L'île de 22 millions d'habitants, majoritairement bouddhistes, compte plus de 42.000 moines qui croulent sous les bols.

A la tête du temple de Gangaramaya, dans la capitale Colombo, Kirinde Assagi, explique que le bol est l'un des rares objets que les moines sont autorisés à posséder, avec deux robes, une ceinture, un tissu servant de filtre, un rasoir et une aiguille.

- Fin d'un rituel ancestral -

"C'est leur moyen de subsistance", insiste-t-il. "Lorsqu'un moine sort mendier avec son bol, il trouve de quoi se nourrir".

En offrant une sébile, les fidèles espèrent que cela leur apportera un bon karma, c'est pourquoi ils en reçoivent beaucoup, souligne-t-il.

A l'arrière de son temple, dans un entrepôt, gît une montagne de bols de mauvaise qualité, jetés au rebut. Les moines ne veulent même pas que les animaux domestiques mangent dedans.

"Nous perçons des trous au fond et les réutilisons comme pots pour les plantes".

M. Assagi affirme qu'en raison de leur mauvaise qualité, beaucoup de moines renoncent à leur rituel ancestral: parcourir, à l'aube, les rues pour collecter l'aumône auprès des habitants.
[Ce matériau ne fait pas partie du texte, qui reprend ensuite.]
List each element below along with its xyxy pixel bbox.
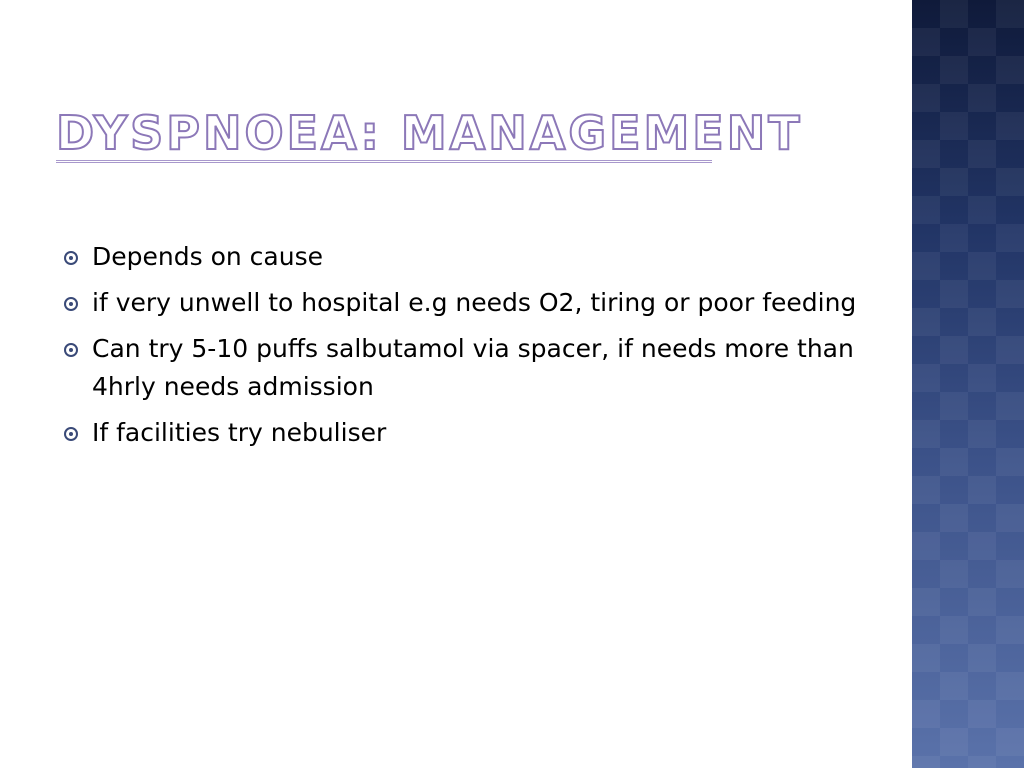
- circle-dot-icon: [64, 343, 78, 357]
- decorative-side-panel: [912, 0, 1024, 768]
- circle-dot-icon: [64, 297, 78, 311]
- bullet-item: [60, 238, 860, 276]
- circle-dot-icon: [64, 251, 78, 265]
- title-underline: [56, 160, 712, 163]
- slide-title: DYSPNOEA: MANAGEMENT: [56, 106, 803, 160]
- bullet-item: [60, 330, 860, 406]
- bullet-item: [60, 284, 860, 322]
- bullet-text: Depends on cause: [92, 242, 323, 271]
- circle-dot-icon: [64, 427, 78, 441]
- bullet-text: If facilities try nebuliser: [92, 418, 387, 447]
- bullet-text: if very unwell to hospital e.g needs O2, tiring or poor feeding: [92, 288, 857, 317]
- bullet-text: Can try 5-10 puffs salbutamol via spacer, if needs more than 4hrly needs admission: [92, 334, 854, 401]
- diamond-pattern: [912, 0, 1024, 768]
- bullet-item: [60, 414, 860, 452]
- bullet-list: [60, 238, 860, 460]
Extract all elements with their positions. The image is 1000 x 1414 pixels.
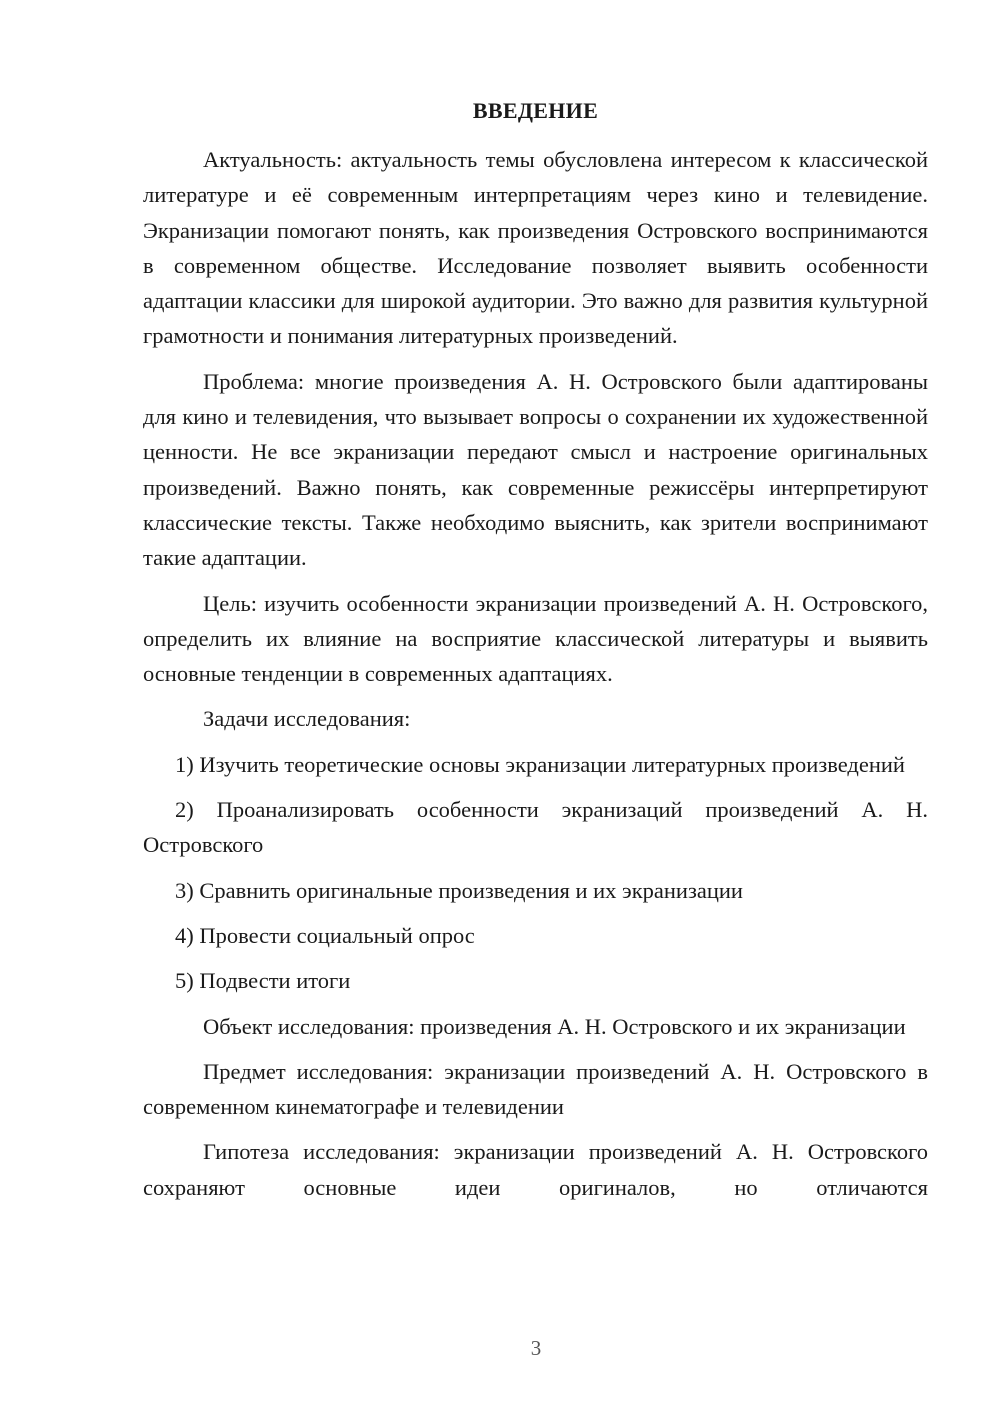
paragraph-hypothesis: Гипотеза исследования: экранизации произведений А. Н. Островского сохраняют основные идеи оригиналов, но отличаются bbox=[143, 1139, 928, 1200]
tasks-heading: Задачи исследования: bbox=[203, 706, 411, 732]
task-item-5: 5) Подвести итоги bbox=[175, 968, 351, 994]
section-title: ВВЕДЕНИЕ bbox=[472, 98, 599, 123]
task-item-3: 3) Сравнить оригинальные произведения и их экранизации bbox=[175, 877, 743, 903]
body-text bbox=[143, 142, 928, 1215]
page-number: 3 bbox=[530, 1336, 542, 1360]
task-item-2: 2) Проанализировать особенности экранизаций произведений А. Н. Островского bbox=[143, 797, 928, 858]
task-item-1: 1) Изучить теоретические основы экранизации литературных произведений bbox=[175, 751, 905, 777]
paragraph-subject: Предмет исследования: экранизации произведений А. Н. Островского в современном кинематографе и телевидении bbox=[143, 1058, 928, 1120]
paragraph-problem: Проблема: многие произведения А. Н. Островского были адаптированы для кино и телевидения, что вызывает вопросы о сохранении их художественной ценности. Не все экранизации передают смысл и настроение оригинальных произведений. Важно понять, как современные режиссёры интерпретируют классические тексты. Также необходимо выяснить, как зрители воспринимают такие адаптации. bbox=[143, 368, 928, 571]
task-item-4: 4) Провести социальный опрос bbox=[175, 922, 475, 948]
paragraph-goal: Цель: изучить особенности экранизации произведений А. Н. Островского, определить их влияние на восприятие классической литературы и выявить основные тенденции в современных адаптациях. bbox=[143, 590, 928, 687]
paragraph-relevance: Актуальность: актуальность темы обусловлена интересом к классической литературе и её современным интерпретациям через кино и телевидение. Экранизации помогают понять, как произведения Островского воспринимаются в современном обществе. Исследование позволяет выявить особенности адаптации классики для широкой аудитории. Это важно для развития культурной грамотности и понимания литературных произведений. bbox=[143, 147, 928, 349]
paragraph-object: Объект исследования: произведения А. Н. Островского и их экранизации bbox=[203, 1013, 906, 1039]
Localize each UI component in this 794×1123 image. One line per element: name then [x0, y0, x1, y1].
Dans le village d'Ingiriya, à 50 km au sud-est de Colombo, cette tradition perdure. Mais ailleurs dans le pays, il est de plus en rare de croiser le matin des hommes en robe couleur safran ou rouge un bol à la main.

Le temple Gangaramaya à Colombo mène une campagne pour améliorer la qualité des récipients offerts et préserver les rituels afin de maintenir des relations plus étroites avec les fidèles.

"Si les moines sortent quotidiennement, cela leur permet d'avoir un contact plus étroit avec les laïcs", affirme M. Assagi.

Contrairement au temple Gangaramaya, financièrement bien loti, les plus petits revendent parfois les bols dont ils ne savent que faire, ce qui nuit aux artisans traditionnels comme M. Sarath.

Quand les bols sont remis sur le marché, "nous avons du mal à vendre notre production", se lamente l'artisan, qui tente de convaincre les fidèles qu'il y a moins de mérite à offrir ces bols.